Words by Giselle Melendres, editor in chief of Mad Sounds
It’s been about three years since I first started Mad Sounds, and so many incredible things have happened within the short lifespan of this magazine. To this day, I still remember the feeling of seeing an issue of my magazine being promoted as a Staff Pick on issuu.com, or the moments when I would squeal to my parents about the positive feedback we would receive from our followers on Instagram. In December of 2015 I had my first ever “business” call with issuu, and in February of 2016 I had the opportunity to attend issuu.com’s Generators Camp: a conference/workshop in which myself and six other publishers were recognized as some of the best millennial-produced publications on issuu.com. This year, we reached 8.5 million impressions across all of our issues, and have gotten to work with some incredible people in the entertainment and publishing industry.
Now, this post isn’t intended to list off all of the accomplishments of Mad Sounds, or humble-brag under the guise of an “introspective” blog post. Mostly, I wanted to bring attention to the fact that through all of the exciting and rewarding moments, there are moments when I am completely lost, and/or unsure of my own ability to be a “successful” publisher in a competitive industry. And ultimately, I continuously find myself faced with a terrible case of imposter syndrome, in which I question why my publication has even received the recognition it has, and marginally obsess over the ways that I can expand and improve the publication to an even more professional level. The harsh reality is, I am only 19, and I don’t know what I’m doing. At least, not to the extent that a publisher with years of experience, knowledge and a more extensive history of job experience than my own would.
My journey with Mad Sounds has been a process of trial and error — from the designing process, to exploring this extremely foreign idea of networking and collaborating with agencies, publishers and other experts in the industry. All the skills I have developed in producing Mad Sounds have come from a cumulative process of making mistakes and learning as much as I can from them. (I started the magazine on Pages for the Macbook, if that’s any indication of how much I had to learn.) And although what I’ve learned has proved to be extremely useful for running and editing Mad Sounds, being such a young and inexperienced publisher comes with significant challenges.
I think one of the biggest goals of a digital publisher such as myself is to one day be able to print, distribute and sell your magazine and see your work in bookstores across the nation. But when you’re a college student with little savings, it’s extremely difficult to turn those dreams into a reality — printing requires a lot of money. Of course there are investors and grants, and there is only so much that the paycheck from my part-time job can afford me, but ultimately, the idea of monetizing a publication becomes one of the most important solutions in this endeavor, and I still question how, myself, a 19 year old publisher, is even going to think about doing this.

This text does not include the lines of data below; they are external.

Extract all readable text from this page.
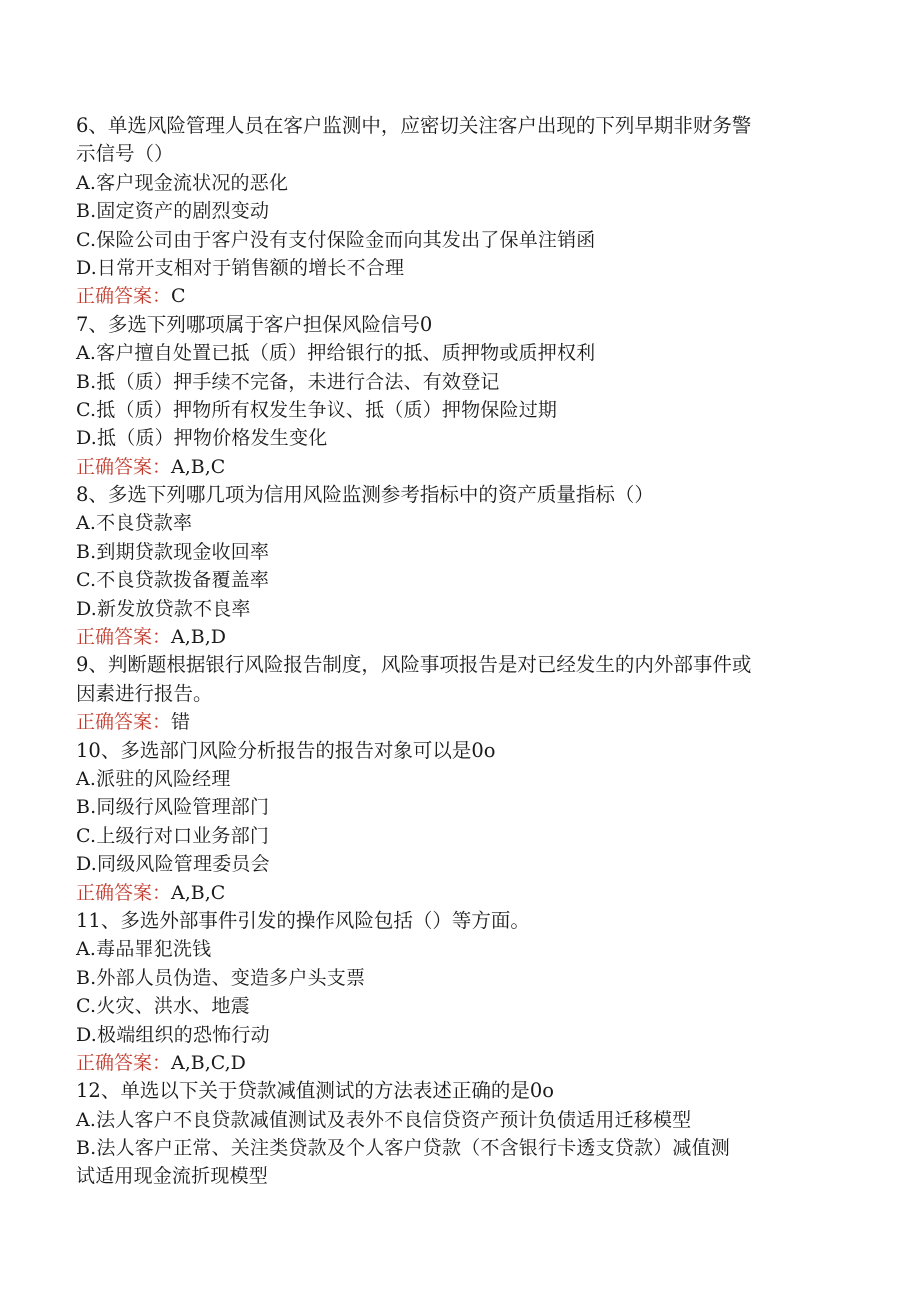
6、单选风险管理人员在客户监测中，应密切关注客户出现的下列早期非财务警
示信号（）
A.客户现金流状况的恶化
B.固定资产的剧烈变动
C.保险公司由于客户没有支付保险金而向其发出了保单注销函
D.日常开支相对于销售额的增长不合理
正确答案：C
7、多选下列哪项属于客户担保风险信号0
A.客户擅自处置已抵（质）押给银行的抵、质押物或质押权利
B.抵（质）押手续不完备，未进行合法、有效登记
C.抵（质）押物所有权发生争议、抵（质）押物保险过期
D.抵（质）押物价格发生变化
正确答案：A,B,C
8、多选下列哪几项为信用风险监测参考指标中的资产质量指标（）
A.不良贷款率
B.到期贷款现金收回率
C.不良贷款拨备覆盖率
D.新发放贷款不良率
正确答案：A,B,D
9、判断题根据银行风险报告制度，风险事项报告是对已经发生的内外部事件或
因素进行报告。
正确答案：错
10、多选部门风险分析报告的报告对象可以是0o
A.派驻的风险经理
B.同级行风险管理部门
C.上级行对口业务部门
D.同级风险管理委员会
正确答案：A,B,C
11、多选外部事件引发的操作风险包括（）等方面。
A.毒品罪犯洗钱
B.外部人员伪造、变造多户头支票
C.火灾、洪水、地震
D.极端组织的恐怖行动
正确答案：A,B,C,D
12、单选以下关于贷款减值测试的方法表述正确的是0o
A.法人客户不良贷款减值测试及表外不良信贷资产预计负债适用迁移模型
B.法人客户正常、关注类贷款及个人客户贷款（不含银行卡透支贷款）减值测
试适用现金流折现模型
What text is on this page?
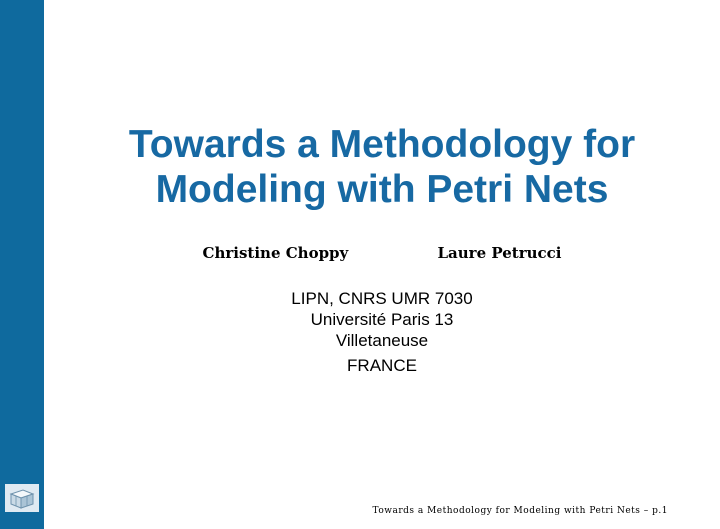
Towards a Methodology for
Modeling with Petri Nets
Christine Choppy	Laure Petrucci
LIPN, CNRS UMR 7030
Université Paris 13
Villetaneuse
FRANCE
Towards a Methodology for Modeling with Petri Nets – p.1
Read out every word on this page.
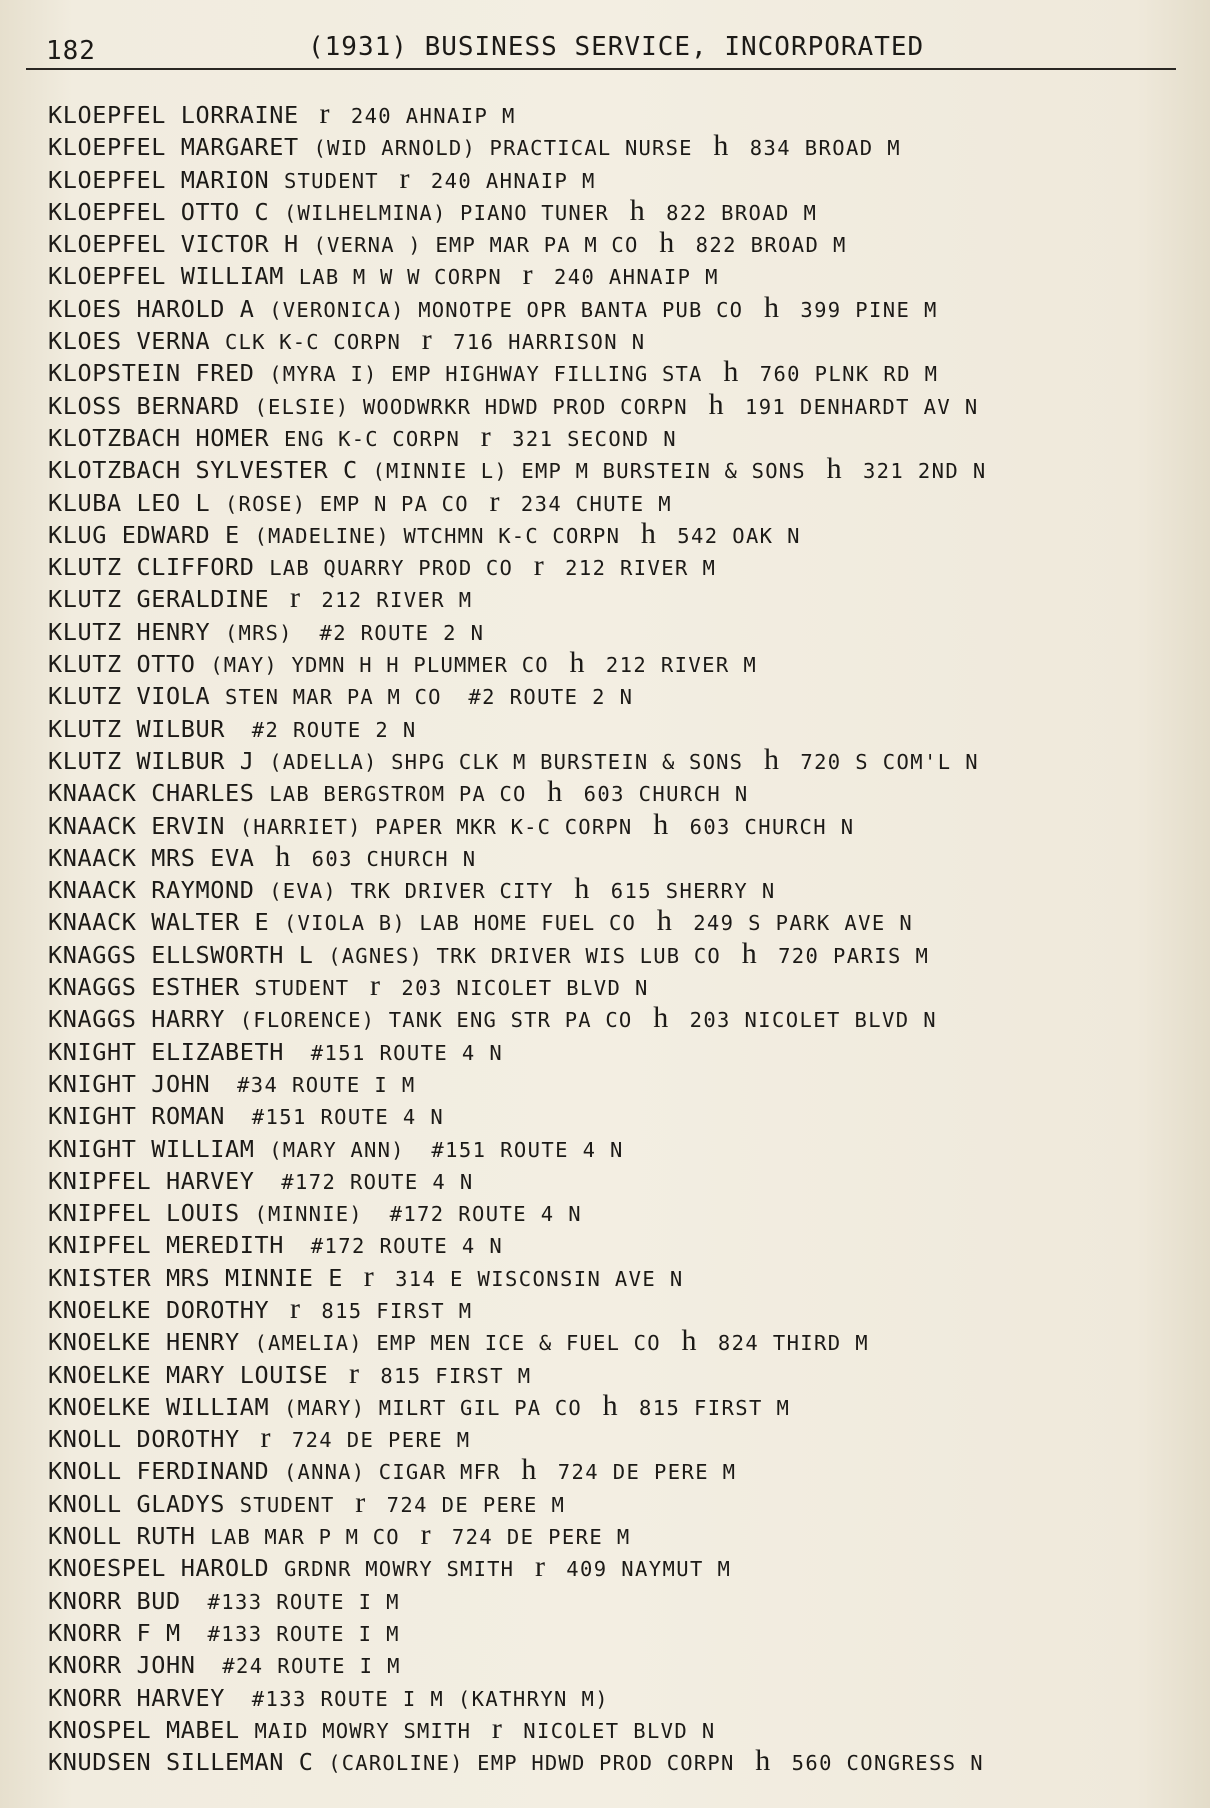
182	(1931) BUSINESS SERVICE, INCORPORATED
KLOEPFEL LORRAINE r 240 AHNAIP M
KLOEPFEL MARGARET (WID ARNOLD) PRACTICAL NURSE h 834 BROAD M
KLOEPFEL MARION STUDENT r 240 AHNAIP M
KLOEPFEL OTTO C (WILHELMINA) PIANO TUNER h 822 BROAD M
KLOEPFEL VICTOR H (VERNA ) EMP MAR PA M CO h 822 BROAD M
KLOEPFEL WILLIAM LAB M W W CORPN r 240 AHNAIP M
KLOES HAROLD A (VERONICA) MONOTPE OPR BANTA PUB CO h 399 PINE M
KLOES VERNA CLK K-C CORPN r 716 HARRISON N
KLOPSTEIN FRED (MYRA I) EMP HIGHWAY FILLING STA h 760 PLNK RD M
KLOSS BERNARD (ELSIE) WOODWRKR HDWD PROD CORPN h 191 DENHARDT AV N
KLOTZBACH HOMER ENG K-C CORPN r 321 SECOND N
KLOTZBACH SYLVESTER C (MINNIE L) EMP M BURSTEIN & SONS h 321 2ND N
KLUBA LEO L (ROSE) EMP N PA CO r 234 CHUTE M
KLUG EDWARD E (MADELINE) WTCHMN K-C CORPN h 542 OAK N
KLUTZ CLIFFORD LAB QUARRY PROD CO r 212 RIVER M
KLUTZ GERALDINE r 212 RIVER M
KLUTZ HENRY (MRS) #2 ROUTE 2 N
KLUTZ OTTO (MAY) YDMN H H PLUMMER CO h 212 RIVER M
KLUTZ VIOLA STEN MAR PA M CO #2 ROUTE 2 N
KLUTZ WILBUR #2 ROUTE 2 N
KLUTZ WILBUR J (ADELLA) SHPG CLK M BURSTEIN & SONS h 720 S COM'L N
KNAACK CHARLES LAB BERGSTROM PA CO h 603 CHURCH N
KNAACK ERVIN (HARRIET) PAPER MKR K-C CORPN h 603 CHURCH N
KNAACK MRS EVA h 603 CHURCH N
KNAACK RAYMOND (EVA) TRK DRIVER CITY h 615 SHERRY N
KNAACK WALTER E (VIOLA B) LAB HOME FUEL CO h 249 S PARK AVE N
KNAGGS ELLSWORTH L (AGNES) TRK DRIVER WIS LUB CO h 720 PARIS M
KNAGGS ESTHER STUDENT r 203 NICOLET BLVD N
KNAGGS HARRY (FLORENCE) TANK ENG STR PA CO h 203 NICOLET BLVD N
KNIGHT ELIZABETH #151 ROUTE 4 N
KNIGHT JOHN #34 ROUTE I M
KNIGHT ROMAN #151 ROUTE 4 N
KNIGHT WILLIAM (MARY ANN) #151 ROUTE 4 N
KNIPFEL HARVEY #172 ROUTE 4 N
KNIPFEL LOUIS (MINNIE) #172 ROUTE 4 N
KNIPFEL MEREDITH #172 ROUTE 4 N
KNISTER MRS MINNIE E r 314 E WISCONSIN AVE N
KNOELKE DOROTHY r 815 FIRST M
KNOELKE HENRY (AMELIA) EMP MEN ICE & FUEL CO h 824 THIRD M
KNOELKE MARY LOUISE r 815 FIRST M
KNOELKE WILLIAM (MARY) MILRT GIL PA CO h 815 FIRST M
KNOLL DOROTHY r 724 DE PERE M
KNOLL FERDINAND (ANNA) CIGAR MFR h 724 DE PERE M
KNOLL GLADYS STUDENT r 724 DE PERE M
KNOLL RUTH LAB MAR P M CO r 724 DE PERE M
KNOESPEL HAROLD GRDNR MOWRY SMITH r 409 NAYMUT M
KNORR BUD #133 ROUTE I M
KNORR F M #133 ROUTE I M
KNORR JOHN #24 ROUTE I M
KNORR HARVEY #133 ROUTE I M (KATHRYN M)
KNOSPEL MABEL MAID MOWRY SMITH r NICOLET BLVD N
KNUDSEN SILLEMAN C (CAROLINE) EMP HDWD PROD CORPN h 560 CONGRESS N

I still have so many questions about how to monetize my magazine, like: How much money would need to be negotiated in working with advertisers? Would I need to find myself a lawyer or business partner in order to monetize at all? How do I obtain a business license? And even…how do I file taxes?
And in addition to finances, or the lack thereof, one of the many challenges that comes with not monetizing (yet) is the constant effort to establish a professional perception of my publication, despite the fact that I do not have the financial means to legitimize or validate my authority as a brand. One of the most difficult questions to answer has become, “What is the budget for this shoot?,” because the answer is almost always a slightly embarrassed, “Well…”, and a long-winded explanation about why we do not make any money off of the magazine, but would really like to someday.
Essentially, being a nineteen-year-old publisher has its downsides, and at times, I’m completely flustered by the fact that my magazine has received the recognition that it has recently, when I’m literally a baby. But, just as Mad Sounds is doing, I am making constant strides to improve myself and educate myself as much as I can in both the publishing industry and business, and I’m working towards expanding the magazine as much as I possibly can. The industry holds a lot of opportunity and a lot of fear in my mind, but I am also extremely grateful to have received endless support from my family, friends and my digital publisher, issuu, all of whom have so kindly believed in my work.
So in the end, imposter syndrome is something that both haunts me, and also encourages me to do more and improve my craft as much as I can. I hope that whoever reads this knows that in every endeavor, it’s easy to discount your abilities, compare yourself to others and focus on the things you haven’t accomplished yet. But having your doubts and insecurities does not mean that your achievements are any less valid or legitimate than they truly are, and every mistake or moment of inexperience you have is worth celebrating.
For now, I’m trying to celebrate the unknown as much as I celebrate the success, and I know that one day, I will stop feeling like such an “imposter” for my own achievements.